Living in a ROWE

So, it’s been a little over three months since I posted my original thoughts on ROWE, and with several of my colleagues away today at a ROWE learning session with Jody Thompson now seems like as good a time as any to follow up.

What ROWE means to each of us is a highly person thing – and so it should be – but during the past months I’ve developed a much clearer picture of what ROWE means to me. I won’t bore you by documenting how I spend a typical day because the whole point is that’s a detail for each of us to figure out on our own, but I’ve settled into something of a routine that I think works best for me. I believe I’m more productive as a result. I didn’t feel stressed before so I’m not sure I’d say that ROWE has helped in that regard, but I would say that ROWE has helped me drive an internal focus on what’s really important – I now do whatever it is that’s the highest priority for me in any given moment. If it’s 10am on a Tuesday then that’s usually a work related task, but if it isn’t and it’s more important to me to spend time with my girlfriend or take some me time and watch a movie then I don’t feel guilt about doing that either.

Most crucially (and unexpectedly to me) what ROWE has given me is increased confidence in myself and my approach to my work. Previously when I received an email asking me to help with something they believed to be “on fire” I would jump on it, probably to make myself look good, and I could end up filling my entire day with little items of that type. Now I stick to my own priorities and help with others when I have time to. This sounds like a bad thing and that I’ve made myself into less of a team player, but as it turns out that really doesn’t seem to be the case. I don’t mean that I stick stubbornly to the plan I formulated my day first thing that morning – I allow my priorities to shift and I react to what’s going on around me – but in my (admittedly still limited) new-found experience things that are “on fire” never turn out to be as important as they first appeared and taking some time to gather my thoughts before taking action almost always leads to a better approach to a problem anyway. In a nutshell, it turns out I’m most effective when I concentrate my efforts on big things that are important rather than small things of questionable priority. Of course this seems obvious when I articulate it in this way but for some reason it just wasn’t clear to me before I made a conscious effort to embrace the ROWE guideposts.

The largest contributing factor to the success of ROWE from my personal standpoint is by far the support of my leaders. Not only do they talk about supporting ROWE, but I see from their actions that this is true and, more than that, they’re embracing the same methods of thinking about their work that I am.
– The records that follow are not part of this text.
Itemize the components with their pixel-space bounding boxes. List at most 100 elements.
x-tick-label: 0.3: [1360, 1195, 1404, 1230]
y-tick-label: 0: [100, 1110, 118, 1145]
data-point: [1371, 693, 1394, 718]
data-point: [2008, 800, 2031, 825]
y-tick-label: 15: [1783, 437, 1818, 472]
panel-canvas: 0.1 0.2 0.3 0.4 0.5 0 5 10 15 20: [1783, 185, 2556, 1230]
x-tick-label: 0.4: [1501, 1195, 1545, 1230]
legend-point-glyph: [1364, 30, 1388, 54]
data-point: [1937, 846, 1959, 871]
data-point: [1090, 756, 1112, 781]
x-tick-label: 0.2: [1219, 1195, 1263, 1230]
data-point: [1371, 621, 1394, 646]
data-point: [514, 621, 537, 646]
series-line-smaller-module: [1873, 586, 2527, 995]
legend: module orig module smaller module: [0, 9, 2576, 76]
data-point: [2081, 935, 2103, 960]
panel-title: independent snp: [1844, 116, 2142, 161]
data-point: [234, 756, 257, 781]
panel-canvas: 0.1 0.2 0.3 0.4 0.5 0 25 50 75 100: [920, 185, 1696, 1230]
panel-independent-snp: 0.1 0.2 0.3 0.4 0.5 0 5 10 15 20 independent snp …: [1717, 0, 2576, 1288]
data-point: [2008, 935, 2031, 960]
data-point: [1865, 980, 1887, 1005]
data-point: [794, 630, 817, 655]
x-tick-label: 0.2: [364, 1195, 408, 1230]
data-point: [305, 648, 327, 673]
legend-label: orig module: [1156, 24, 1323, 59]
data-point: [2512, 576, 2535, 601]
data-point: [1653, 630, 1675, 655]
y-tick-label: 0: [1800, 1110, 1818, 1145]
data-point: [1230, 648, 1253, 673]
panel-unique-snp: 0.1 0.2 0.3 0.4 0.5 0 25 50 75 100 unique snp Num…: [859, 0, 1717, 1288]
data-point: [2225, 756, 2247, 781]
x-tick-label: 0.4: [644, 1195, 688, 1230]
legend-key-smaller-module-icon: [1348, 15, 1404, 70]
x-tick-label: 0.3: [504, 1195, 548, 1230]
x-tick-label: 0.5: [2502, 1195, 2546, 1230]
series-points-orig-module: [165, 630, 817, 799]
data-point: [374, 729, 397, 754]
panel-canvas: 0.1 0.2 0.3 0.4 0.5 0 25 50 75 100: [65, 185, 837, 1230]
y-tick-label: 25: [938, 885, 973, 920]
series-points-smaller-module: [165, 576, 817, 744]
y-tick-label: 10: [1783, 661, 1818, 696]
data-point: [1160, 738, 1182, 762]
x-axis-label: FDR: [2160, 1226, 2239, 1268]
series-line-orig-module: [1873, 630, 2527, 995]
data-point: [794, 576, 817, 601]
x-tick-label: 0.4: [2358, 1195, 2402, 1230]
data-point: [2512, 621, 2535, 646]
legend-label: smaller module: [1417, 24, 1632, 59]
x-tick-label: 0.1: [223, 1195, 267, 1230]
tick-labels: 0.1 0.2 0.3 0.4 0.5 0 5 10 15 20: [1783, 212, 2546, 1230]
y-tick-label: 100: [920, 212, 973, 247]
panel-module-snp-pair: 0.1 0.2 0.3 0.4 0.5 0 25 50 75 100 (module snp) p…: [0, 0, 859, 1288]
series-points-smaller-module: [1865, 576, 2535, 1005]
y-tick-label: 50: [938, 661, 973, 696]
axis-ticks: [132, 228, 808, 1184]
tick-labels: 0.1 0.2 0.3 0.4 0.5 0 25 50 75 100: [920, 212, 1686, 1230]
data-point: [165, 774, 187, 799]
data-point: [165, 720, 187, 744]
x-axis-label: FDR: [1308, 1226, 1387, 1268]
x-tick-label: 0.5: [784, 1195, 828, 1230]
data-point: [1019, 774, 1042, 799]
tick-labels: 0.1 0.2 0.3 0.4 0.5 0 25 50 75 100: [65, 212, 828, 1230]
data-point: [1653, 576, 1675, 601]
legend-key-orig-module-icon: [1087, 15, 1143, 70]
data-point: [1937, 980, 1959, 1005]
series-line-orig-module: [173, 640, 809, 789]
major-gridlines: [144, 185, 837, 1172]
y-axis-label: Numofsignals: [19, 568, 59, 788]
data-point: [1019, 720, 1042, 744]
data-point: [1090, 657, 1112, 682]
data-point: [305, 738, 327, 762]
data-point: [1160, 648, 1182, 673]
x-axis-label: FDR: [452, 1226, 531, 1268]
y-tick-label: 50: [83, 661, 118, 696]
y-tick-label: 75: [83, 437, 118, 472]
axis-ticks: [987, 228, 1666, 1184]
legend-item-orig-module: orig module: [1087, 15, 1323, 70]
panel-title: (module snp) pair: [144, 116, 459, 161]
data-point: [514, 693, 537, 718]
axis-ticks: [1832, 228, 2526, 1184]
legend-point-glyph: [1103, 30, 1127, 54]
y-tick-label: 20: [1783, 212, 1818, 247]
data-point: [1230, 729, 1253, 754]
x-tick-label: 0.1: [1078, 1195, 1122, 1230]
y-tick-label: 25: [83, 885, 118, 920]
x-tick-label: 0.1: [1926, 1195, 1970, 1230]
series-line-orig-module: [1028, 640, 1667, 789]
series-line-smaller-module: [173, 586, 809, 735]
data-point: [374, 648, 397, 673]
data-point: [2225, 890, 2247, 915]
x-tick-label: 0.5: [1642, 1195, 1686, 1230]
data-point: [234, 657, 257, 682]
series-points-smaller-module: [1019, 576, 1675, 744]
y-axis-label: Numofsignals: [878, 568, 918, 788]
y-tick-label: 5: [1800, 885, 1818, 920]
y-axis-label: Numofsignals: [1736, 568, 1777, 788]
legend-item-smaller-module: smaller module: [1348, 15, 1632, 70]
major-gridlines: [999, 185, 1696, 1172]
The largest challenges represented by ROWE are, for me at least, still the technology ones. I’ve never wanted my organization to provide me with a cellphone, but now I find myself envious of those that have one because they can step away from their computers without cutting themselves off from the world of work. That being said, I’ve come up with the best solutions I can on my own – I have lync on my personal phone, I’ve changed the settings on my voicemail so that I get an email alert to my personal phone if somebody leaves me a message and my outgoing message now advises and lets callers press 0 to try reaching me in a location independent way. I achieved this by getting a new phone number especially for the purpose from a third-party provider. When you call it my desk phone, cell phone and home phone all potentially ring simultaneously, and I can configure the exact behavior from a control panel online. I updated the phone number listed for me in the corporate directory to this new one. The ability to check my work email from wherever I happen to be is really the only thing missing.

And I still fall down at “every meeting is optional.” I get the concept, but it’s going to take quite some time for me to buy in to that one, I think.